Bombing missions that require stealth, like air interdiction, should be to be carried out by stealthy cruise missiles such as storm shadow or Taurus KEPD. Stealthy bombing missions may be carried out by stealthy UAVs, like the US predator-C. Both the UAVs and cruise missiles are much smaller and much stealthier than any manned airplane could ever be. If you want to drop precision guided bombs from high altitudes, then aircraft such as the Tornado or Typhoon can easily do the job. A dedicated plane like the A-10 warthog should be acquired for the close air support mission.

Last but not least, advances in radar and infrared sensors are going to mitigate considerably any advantages of a stealth design in the near future. This will be done by fusing the sensors of many different aircraft, such as Typhoons, AWACS, ground radar and unmanned drones.


  1. The 48 procurement is more than enough to equip the carriers. The two carriers will not ever operate simultaneously. The point of having two would be so that one could be in maintenance while the other is under operations. The UK has pretty much always deployed 12 fast jets routinely in peace-time. The typical war-time load of these carriers would be around twenty something F-35B and 5-10 helos depending on the missions.

    The price of developing a naval Typhoon, equipping the carrier with catapults (which would not be old technology, given that the carriers use gas turbine propulsion, the catapults would need to be the new electro-magnetic configuration), would be astronomical. Purchasing the F-35B is pretty much the only affordable option on the table right now, without the attempt to purchase some old second hand harriers.

    A naval Typhoon would require completely redesigning the plane, it is not as simple as slapping a tail hook on the end. The UK would have to independently redesign and strengthen the airframe and reconfigure the engines, materials and an endless list just to get those jets to last a week on a carrier.

    I like the idea of a naval Typhoon as much as you probably do, but it is not practical, affordable or ever going to be considered.

  2. "The price of developing a naval Typhoon, equipping the carrier with catapults..."

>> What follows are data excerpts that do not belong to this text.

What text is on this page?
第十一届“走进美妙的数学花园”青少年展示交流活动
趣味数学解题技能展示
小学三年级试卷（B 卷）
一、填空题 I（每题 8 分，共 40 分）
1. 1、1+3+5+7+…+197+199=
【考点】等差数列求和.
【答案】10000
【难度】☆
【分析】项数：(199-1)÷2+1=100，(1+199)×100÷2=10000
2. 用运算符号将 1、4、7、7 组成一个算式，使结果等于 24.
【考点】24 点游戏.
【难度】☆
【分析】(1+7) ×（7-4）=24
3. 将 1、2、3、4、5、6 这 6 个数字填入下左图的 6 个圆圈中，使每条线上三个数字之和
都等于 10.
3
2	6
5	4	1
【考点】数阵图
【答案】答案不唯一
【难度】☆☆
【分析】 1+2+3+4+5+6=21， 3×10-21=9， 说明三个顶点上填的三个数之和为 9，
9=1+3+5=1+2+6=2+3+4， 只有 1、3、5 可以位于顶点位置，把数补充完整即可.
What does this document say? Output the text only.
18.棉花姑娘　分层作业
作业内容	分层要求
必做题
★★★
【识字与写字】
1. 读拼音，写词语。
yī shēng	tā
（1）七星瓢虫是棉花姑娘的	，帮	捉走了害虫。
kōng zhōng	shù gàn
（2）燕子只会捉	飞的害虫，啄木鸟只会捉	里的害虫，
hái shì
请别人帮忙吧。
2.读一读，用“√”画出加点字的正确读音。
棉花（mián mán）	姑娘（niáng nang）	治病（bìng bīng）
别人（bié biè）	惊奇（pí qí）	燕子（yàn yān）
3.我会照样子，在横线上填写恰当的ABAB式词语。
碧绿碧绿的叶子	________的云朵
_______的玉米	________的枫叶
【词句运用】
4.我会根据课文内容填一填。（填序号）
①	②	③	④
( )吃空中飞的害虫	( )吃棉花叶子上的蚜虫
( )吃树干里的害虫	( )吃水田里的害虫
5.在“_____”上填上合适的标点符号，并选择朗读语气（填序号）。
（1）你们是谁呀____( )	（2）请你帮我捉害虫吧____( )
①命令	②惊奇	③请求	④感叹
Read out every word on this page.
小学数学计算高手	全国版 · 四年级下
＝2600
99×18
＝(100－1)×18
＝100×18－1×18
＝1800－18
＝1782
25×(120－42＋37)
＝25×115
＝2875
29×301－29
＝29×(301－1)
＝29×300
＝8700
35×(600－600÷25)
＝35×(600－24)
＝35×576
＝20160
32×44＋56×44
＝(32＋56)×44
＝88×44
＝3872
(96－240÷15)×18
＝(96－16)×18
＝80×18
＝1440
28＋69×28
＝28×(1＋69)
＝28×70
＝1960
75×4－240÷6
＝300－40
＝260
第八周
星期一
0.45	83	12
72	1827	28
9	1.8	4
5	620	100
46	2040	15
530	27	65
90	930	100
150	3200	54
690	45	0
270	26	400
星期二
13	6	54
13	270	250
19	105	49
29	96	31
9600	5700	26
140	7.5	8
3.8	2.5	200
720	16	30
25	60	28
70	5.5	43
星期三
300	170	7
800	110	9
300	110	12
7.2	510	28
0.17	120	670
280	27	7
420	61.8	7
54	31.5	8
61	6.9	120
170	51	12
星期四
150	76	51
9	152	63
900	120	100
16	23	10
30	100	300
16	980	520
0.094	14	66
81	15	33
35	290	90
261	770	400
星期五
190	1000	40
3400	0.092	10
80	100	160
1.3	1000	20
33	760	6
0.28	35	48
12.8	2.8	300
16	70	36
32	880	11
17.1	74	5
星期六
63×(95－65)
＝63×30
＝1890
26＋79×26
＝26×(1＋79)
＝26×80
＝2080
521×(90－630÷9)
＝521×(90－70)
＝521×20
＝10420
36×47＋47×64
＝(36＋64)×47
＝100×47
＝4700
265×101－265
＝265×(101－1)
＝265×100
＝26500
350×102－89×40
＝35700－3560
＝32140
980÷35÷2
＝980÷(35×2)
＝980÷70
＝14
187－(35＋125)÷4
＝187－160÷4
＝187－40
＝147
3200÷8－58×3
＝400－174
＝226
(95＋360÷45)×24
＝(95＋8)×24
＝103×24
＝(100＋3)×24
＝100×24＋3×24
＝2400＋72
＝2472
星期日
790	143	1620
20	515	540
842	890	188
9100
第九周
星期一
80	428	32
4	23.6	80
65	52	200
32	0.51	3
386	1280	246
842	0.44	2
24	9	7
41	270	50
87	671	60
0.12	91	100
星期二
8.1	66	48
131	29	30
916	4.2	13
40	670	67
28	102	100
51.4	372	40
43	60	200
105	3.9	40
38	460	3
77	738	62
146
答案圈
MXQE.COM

    The navalized typhoon is supposed to take off from a ski ramp. No need for a catapult.

    The UK would not have to redesign the plane, the typhoon is a proven design and strengthening the landing gear as well as the tail hook is well within the UKs technological capabilites. A navalized typhoon was offered to India. If Spain and Italy, both operating aircraft carriers with harriers, would join the party, costs could be cut even more.

    The F-35 is still in development - although it is already in production. The costs for each airplane - especially the F-35b STOVL version - is astronomical and the capabilities are bad.

  3. I don't think that it's cost effective to build a naval Typhoon but it would make a lot of sense to equip at least one of the Queen Elizabeth carriers with a cat and trap system so that the French Rafale M's could operate from it as well as the F-35 B. Rafales have exercised on US carriers with cat and trap. It would be nice if the French could fly from a QE carrier when the Charles de Gaulle is in maintenance and vice versa.

    1. " but it would make a lot of sense to equip at least one of the Queen Elizabeth carriers with a cat and trap system so that the French Rafale M's could operate from it as well as the F-35 B."

      It's nice but not necessary. Your priority should be an aircraft carrier with a good fleet of aircraft. The F-35B is a piece of shit. It is by far the most expensive version of the F-35, which has the least capabilities and the greatest problems. If you want an aircraft carrier with "catapults and trap system", then get the French Rafale. If you want an aircraft carrier with the best possible aircraft, then get a navalized typhoon and build a ramp.